The Cloud Connector implements micro-segmentation by leveraging existing cloud native security constructs rather than introducing additional infrastructure or bypassing cloud provider controls. This approach ensures seamless integration with cloud environments while maintaining the security posture and operational practices that organizations have already established.

Core Concept

Instead of deploying proprietary security mechanisms that operate independently of cloud provider services, the Cloud Connector works through and enhances the native security controls provided by cloud platforms. This philosophy ensures:

  • Native Integration: Policies are enforced using the same security constructs that cloud administrators are familiar with
  • Operational Consistency: Existing cloud management workflows and tools continue to function normally
  • Provider Alignment: Security implementations align with cloud provider best practices and recommendations
  • Transparency: All security changes are visible through standard cloud management interfaces

Implementation in Azure

In Azure environments, this concept is realized through intelligent Network Security Group (NSG) management:

Scope of NSG Management

The Cloud Connector focuses on resource-level NSGs and does not typically manage subnet-level NSGs, with specific exceptions for certain resource types:

  • Standard Approach: For most Azure resources, the Cloud Connector works with NSGs attached directly to network interfaces and virtual machines
  • VM Scale Sets: Subnet-level NSGs are managed when working with Virtual Machine Scale Sets due to their architectural requirements
  • Azure Managed Databases: Subnet-level NSGs are handled for Azure Managed Database services (such as Azure Database for MySQL and Azure SQL Managed Instance) as these services rely on subnet-level security controls

This selective approach ensures that the Cloud Connector operates at the most appropriate security boundary for each resource type while maintaining the principle of leveraging native cloud constructs.

Template-Based Approach

When assets are discovered, their existing NSGs are imported and converted into "templates" within the XShield platform. This allows the system to understand and preserve the original security intent while enabling policy-driven enhancements.

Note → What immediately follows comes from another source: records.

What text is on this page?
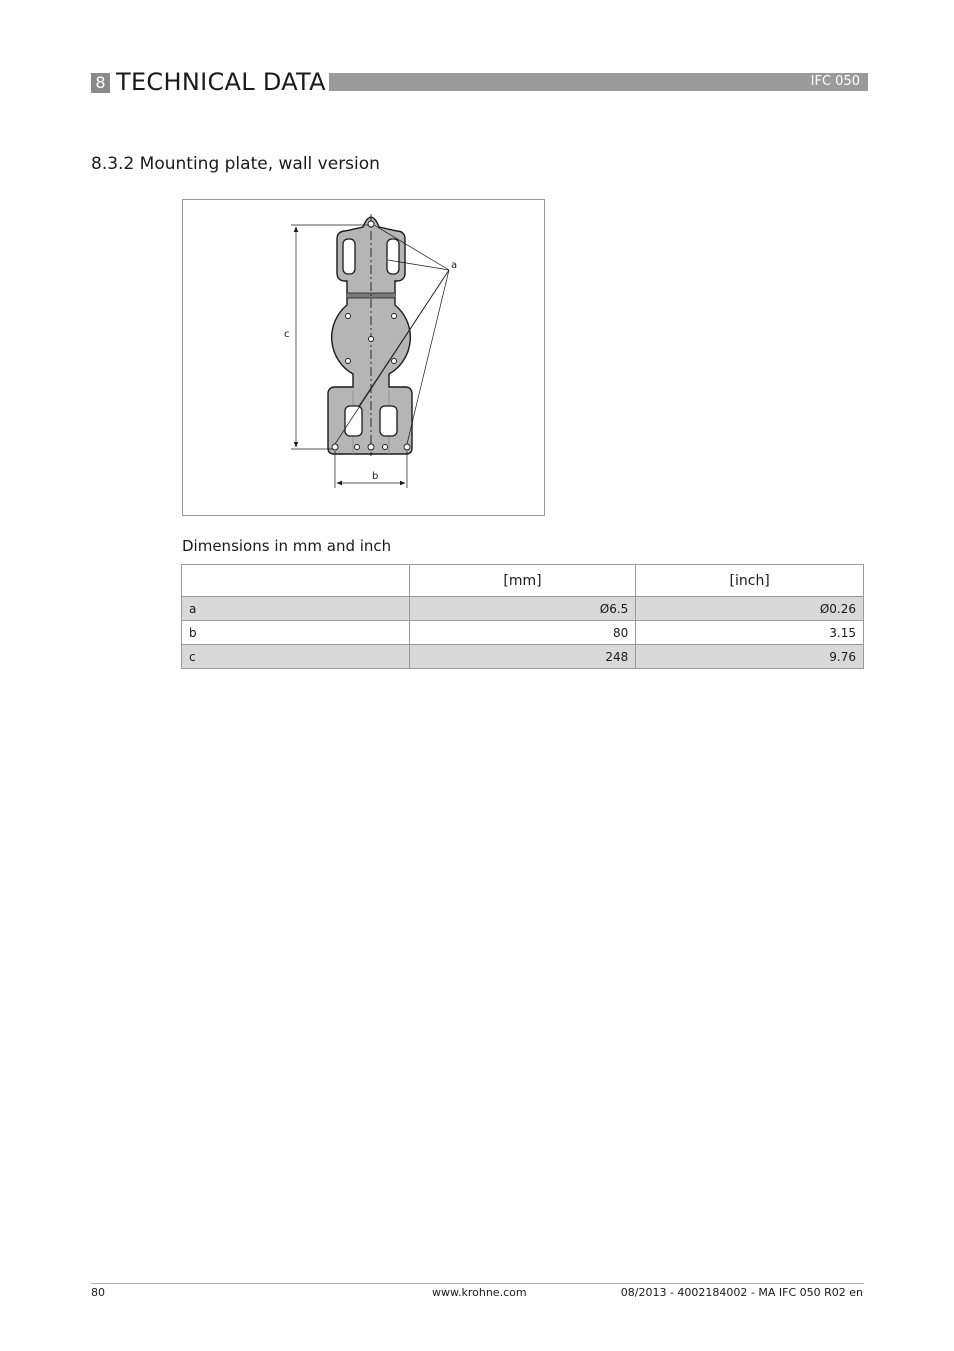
8 TECHNICAL DATA	IFC 050
8.3.2 Mounting plate, wall version
a
c
b
Dimensions in mm and inch
	[mm]	[inch]
a	Ø6.5	Ø0.26
b	80	3.15
c	248	9.76
80	www.krohne.com	08/2013 - 4002184002 - MA IFC 050 R02 en
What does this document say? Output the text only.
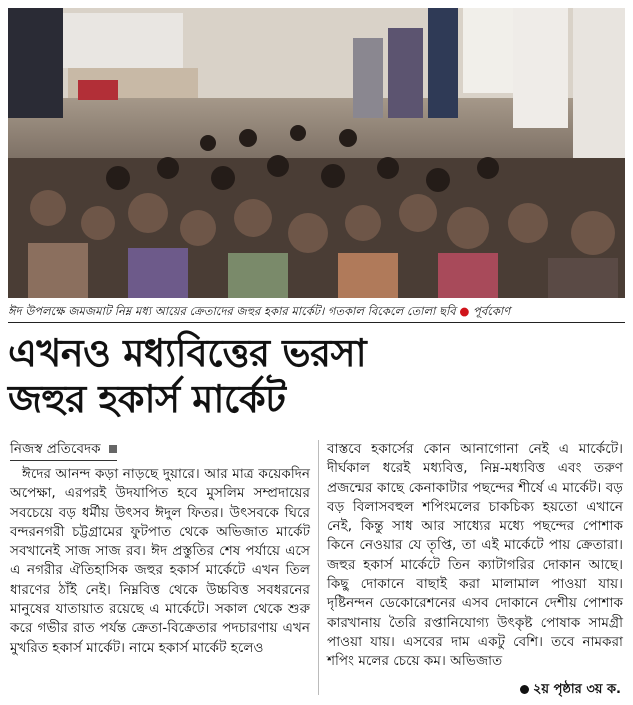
ঈদ উপলক্ষে জমজমাট নিম্ন মধ্য আয়ের ক্রেতাদের জহুর হকার মার্কেট। গতকাল বিকেলে তোলা ছবি ● পূর্বকোণ
এখনও মধ্যবিত্তের ভরসা
জহুর হকার্স মার্কেট
নিজস্ব প্রতিবেদক
ঈদের আনন্দ কড়া নাড়ছে দুয়ারে। আর মাত্র কয়েকদিন অপেক্ষা, এরপরই উদযাপিত হবে মুসলিম সম্প্রদায়ের সবচেয়ে বড় ধর্মীয় উৎসব ঈদুল ফিতর। উৎসবকে ঘিরে বন্দরনগরী চট্টগ্রামের ফুটপাত থেকে অভিজাত মার্কেট সবখানেই সাজ সাজ রব। ঈদ প্রস্তুতির শেষ পর্যায়ে এসে এ নগরীর ঐতিহাসিক জহুর হকার্স মার্কেটে এখন তিল ধারণের ঠাঁই নেই। নিম্নবিত্ত থেকে উচ্চবিত্ত সবধরনের মানুষের যাতায়াত রয়েছে এ মার্কেটে। সকাল থেকে শুরু করে গভীর রাত পর্যন্ত ক্রেতা-বিক্রেতার পদচারণায় এখন মুখরিত হকার্স মার্কেট। নামে হকার্স মার্কেট হলেও
বাস্তবে হকার্সের কোন আনাগোনা নেই এ মার্কেটে। দীর্ঘকাল ধরেই মধ্যবিত্ত, নিম্ন-মধ্যবিত্ত এবং তরুণ প্রজন্মের কাছে কেনাকাটার পছন্দের শীর্ষে এ মার্কেট। বড় বড় বিলাসবহুল শপিংমলের চাকচিক্য হয়তো এখানে নেই, কিন্তু সাধ আর সাধ্যের মধ্যে পছন্দের পোশাক কিনে নেওয়ার যে তৃপ্তি, তা এই মার্কেটে পায় ক্রেতারা। জহুর হকার্স মার্কেটে তিন ক্যাটাগরির দোকান আছে। কিছু দোকানে বাছাই করা মালামাল পাওয়া যায়। দৃষ্টিনন্দন ডেকোরেশনের এসব দোকানে দেশীয় পোশাক কারখানায় তৈরি রপ্তানিযোগ্য উৎকৃষ্ট পোষাক সামগ্রী পাওয়া যায়। এসবের দাম একটু বেশি। তবে নামকরা শপিং মলের চেয়ে কম। অভিজাত
২য় পৃষ্ঠার ৩য় ক.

Policy-Driven NSG Creation

Rather than modifying existing NSGs directly, the Cloud Connector creates new NSGs that implement the desired micro-segmentation policies. These new NSGs are:

  • Clearly Tagged: Marked with identifiers that distinguish them as ColorTokens-managed
  • Policy-Derived: Built specifically to reflect the security policies defined in XShield
  • Replacement-Based: Designed to replace original NSGs during enforcement without destructive modifications

Non-Destructive Operations

The original NSGs remain completely intact and available for recovery. This approach ensures that:

  • Original Configurations Persist: No loss of existing security configurations
  • Rollback Capability: Complete ability to return to pre-ColorTokens state
  • Audit Trail: Clear visibility into what changes were made and when
  • Administrative Control: Cloud administrators retain full control over security group management

Benefits of Cloud Native Approach

This methodology provides several key advantages:

  • Familiar Operations: Cloud administrators work with the same tools and interfaces they already know
  • Compliance Alignment: Maintains alignment with cloud provider compliance frameworks
  • Vendor Independence: Reduces lock-in by working through standard cloud interfaces
  • Operational Simplicity: No additional infrastructure or agents to manage at the network level
  • Risk Reduction: Minimizes the risk of security misconfigurations by working within established cloud patterns

By leveraging cloud native security controls, organizations can implement sophisticated micro-segmentation policies while preserving their existing operational models and maintaining full control over their cloud security infrastructure.